Implementation of an increase of the state excise tax by either $0.02/ounce or $0.01/ounce of sugar-sweetened beverages (SSBs), administered by the West Virgina Department of Revenue and based on the current excise tax in West Virginia.1
SSBs include all beverages with added caloric sweeteners. The modeled excise tax does not apply to 100% juice, milk products, or artificially-sweetened beverages. Although SSB consumption has declined in recent years, children and adults in the U.S. consume twice as many calories from SSBs compared to 30 years ago.2-4 Randomized trials and longitudinal studies have linked SSB consumption to excess weight gain, diabetes, and cardiovascular disease. Consumption of SSBs increases the risk of chronic diseases through its impact on BMI and other mechanisms.5-6 The Dietary Guidelines for Americans, 20157 recommends that individuals reduce SSB intake in order to manage their body weight.
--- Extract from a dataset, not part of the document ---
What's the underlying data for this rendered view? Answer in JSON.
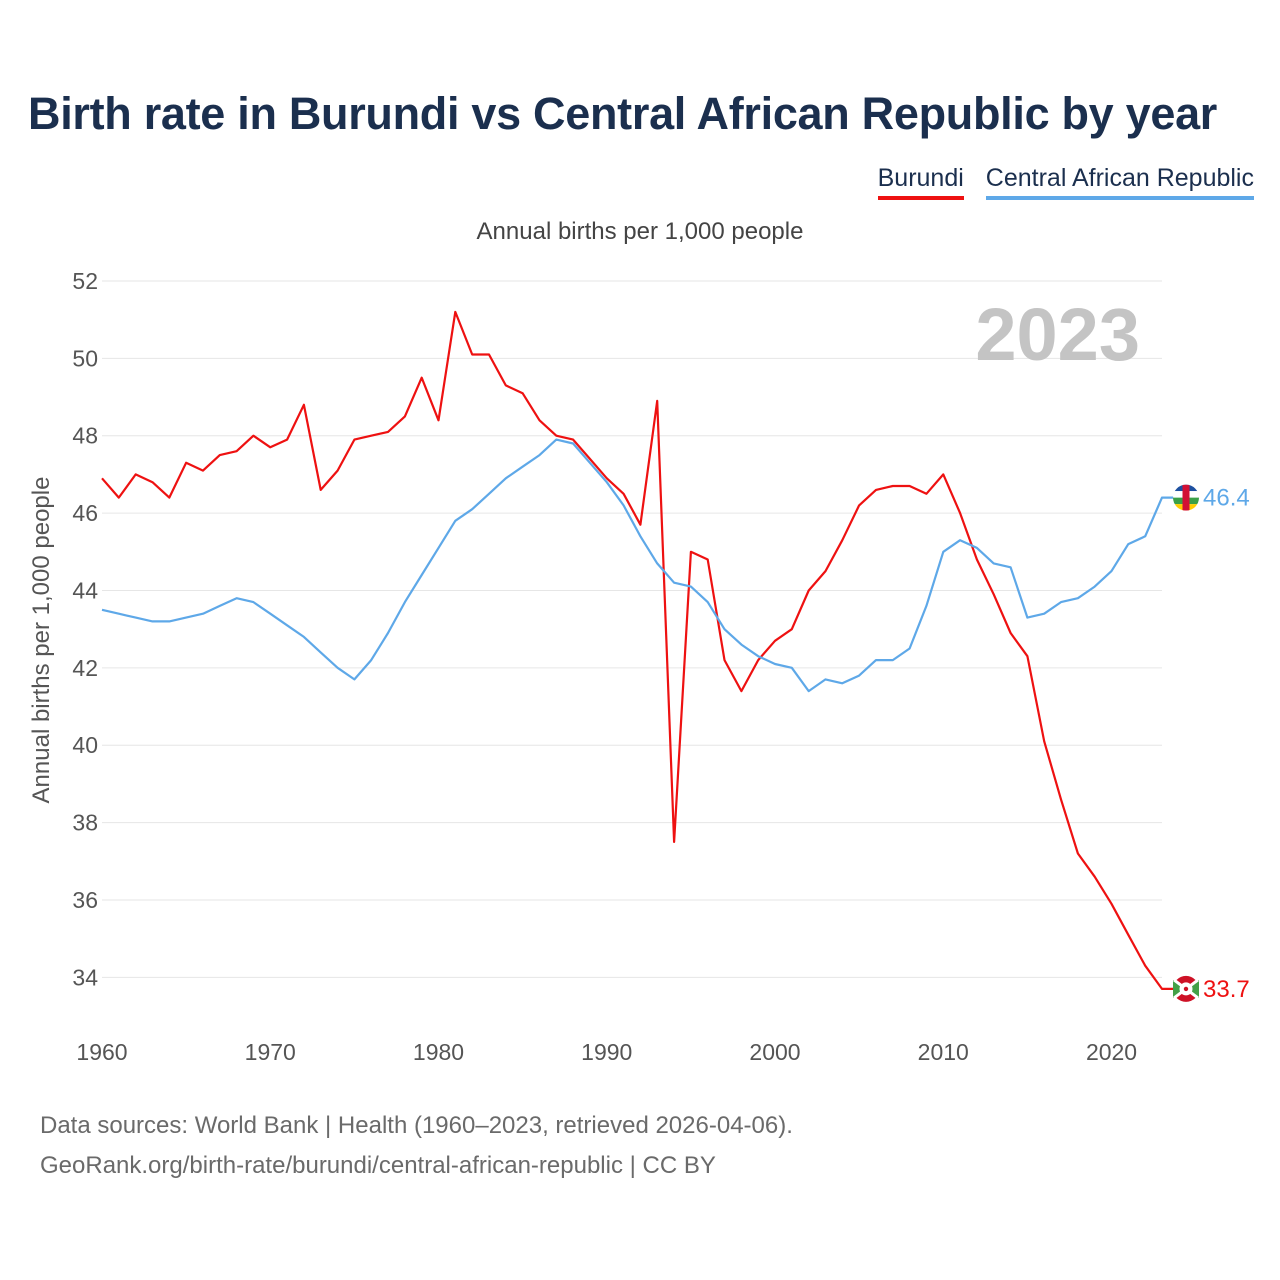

Drawing on the success of tobacco taxation and decades of economic research, public health experts have called for higher taxes on SSBs and documented their likely impact.8-11 In 2009, the IOM recommended that local governments implement tax strategies to reduce consumption of “calorie-dense, nutrient-poor foods,” emphasizing SSBs as an apt target for taxation.12
Increased state excise tax linked to change in BMI through change in SSB price and consumption.
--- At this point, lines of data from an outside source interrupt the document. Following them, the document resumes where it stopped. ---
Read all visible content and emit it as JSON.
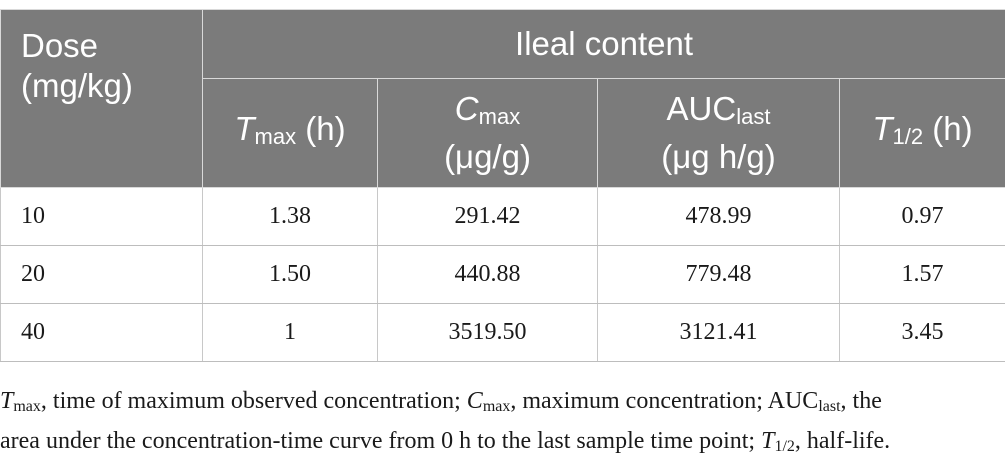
{
  "table": {
    "dose_header": [
      "Dose",
      "(mg/kg)"
    ],
    "group_header": "Ileal content",
    "columns": [
      {
        "base": "T",
        "sub": "max",
        "unit": " (h)",
        "unit2": ""
      },
      {
        "base": "C",
        "sub": "max",
        "unit": "",
        "unit2": "(μg/g)"
      },
      {
        "base": "AUC",
        "sub": "last",
        "unit": "",
        "unit2": "(μg h/g)"
      },
      {
        "base": "T",
        "sub": "1/2",
        "unit": " (h)",
        "unit2": ""
      }
    ],
    "rows": [
      {
        "dose": "10",
        "values": [
          "1.38",
          "291.42",
          "478.99",
          "0.97"
        ]
      },
      {
        "dose": "20",
        "values": [
          "1.50",
          "440.88",
          "779.48",
          "1.57"
        ]
      },
      {
        "dose": "40",
        "values": [
          "1",
          "3519.50",
          "3121.41",
          "3.45"
        ]
      }
    ]
  },
  "footnote": {
    "line1": {
      "t1": "T",
      "t1_sub": "max",
      "t1_text": ", time of maximum observed concentration; ",
      "c": "C",
      "c_sub": "max",
      "c_text": ", maximum concentration; ",
      "auc": "AUC",
      "auc_sub": "last",
      "auc_text": ", the"
    },
    "line2": {
      "text": "area under the concentration-time curve from 0 h to the last sample time point; ",
      "t": "T",
      "t_sub": "1/2",
      "t_text": ", half-life."
    }
  }
}
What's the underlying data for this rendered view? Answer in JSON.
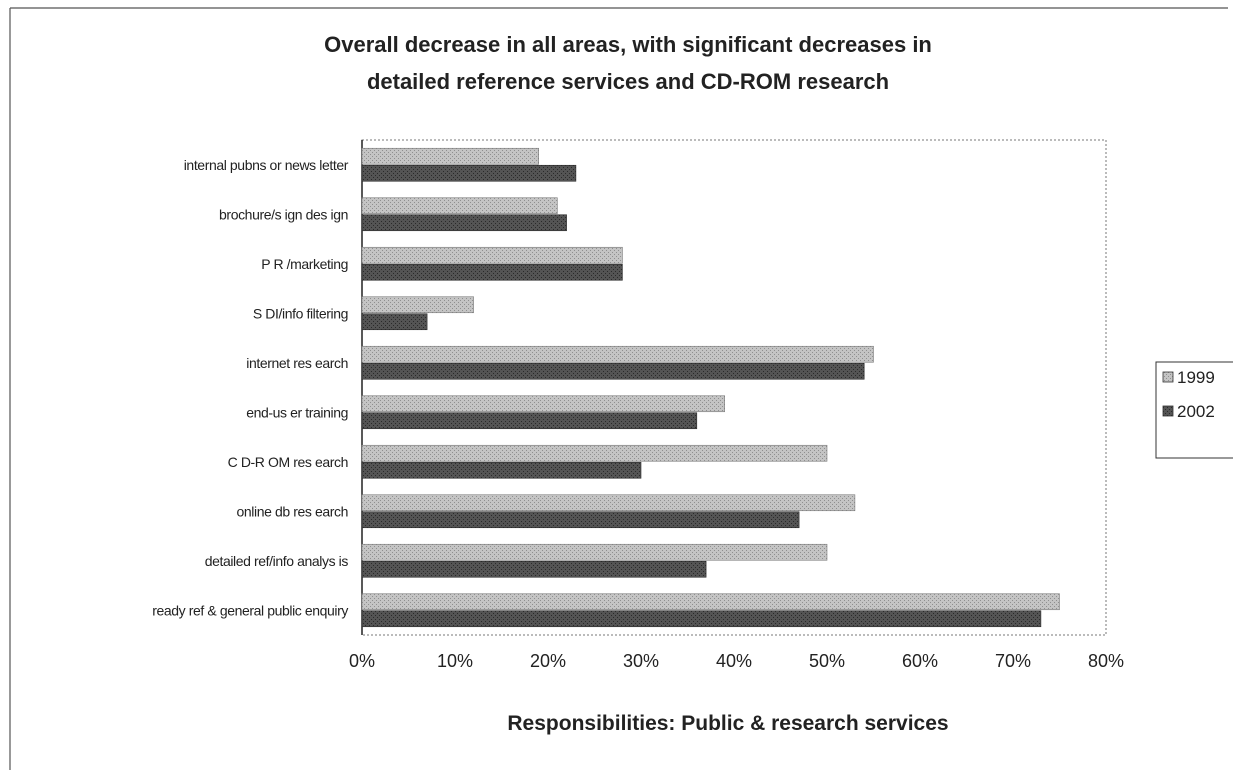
{
  "chart_data": {
    "type": "bar",
    "orientation": "horizontal",
    "title": "Overall decrease in all areas, with significant decreases in detailed reference services and CD-ROM research",
    "title_lines": [
      "Overall decrease in all areas, with significant decreases in",
      "detailed reference services and CD-ROM research"
    ],
    "xlabel": "Responsibilities: Public & research services",
    "ylabel": "",
    "xlim": [
      0,
      80
    ],
    "x_ticks": [
      "0%",
      "10%",
      "20%",
      "30%",
      "40%",
      "50%",
      "60%",
      "70%",
      "80%"
    ],
    "grid": false,
    "legend_position": "right",
    "categories": [
      "internal pubns or news letter",
      "brochure/s ign des ign",
      "P R /marketing",
      "S DI/info filtering",
      "internet res earch",
      "end-us er training",
      "C D-R OM res earch",
      "online db res earch",
      "detailed ref/info analys is",
      "ready ref & general public enquiry"
    ],
    "series": [
      {
        "name": "1999",
        "color": "#bdbdbd",
        "values": [
          19,
          21,
          28,
          12,
          55,
          39,
          50,
          53,
          50,
          75
        ]
      },
      {
        "name": "2002",
        "color": "#505050",
        "values": [
          23,
          22,
          28,
          7,
          54,
          36,
          30,
          47,
          37,
          73
        ]
      }
    ]
  }
}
Impact of Tax on Price to Consumers
We assume 100% pass through of the tax over the ten years. Empirical studies in France and Mexico indicate that approximately the full amount of the excise tax is passed on to consumers.13 Short term studies for the local tax in Berkeley indicate less than complete pass-through. 14-16 The expected percent increase in SSB price was estimated based on the average $0.059/ounce reported in a review of beverage demand elasticity (inflated to $0.0612 in 2014 dollars).17 The price per ounce in this study was based on a weighted average across stores, restaurants and other sources proportional to the source of consumed SSBs in NHANES 2009-2010. The price per ounce of SSBs purchased in stores was calculated using weighted averages of two-liter bottles, 12-can cases, and single-serve bottles or cans based on the distribution of package sizes estimated from 2010 Nielsen Homescan data. The $0.02/ounce increased excise tax would result in a 32.7% price increase; the $0.01/ounce increased excise tax in a 16.3% price increase. We assumed that the tax rate would be adjusted annually for inflation to maintain the 32.7% or 16.3% price increase throughout the ten-year modeling time frame.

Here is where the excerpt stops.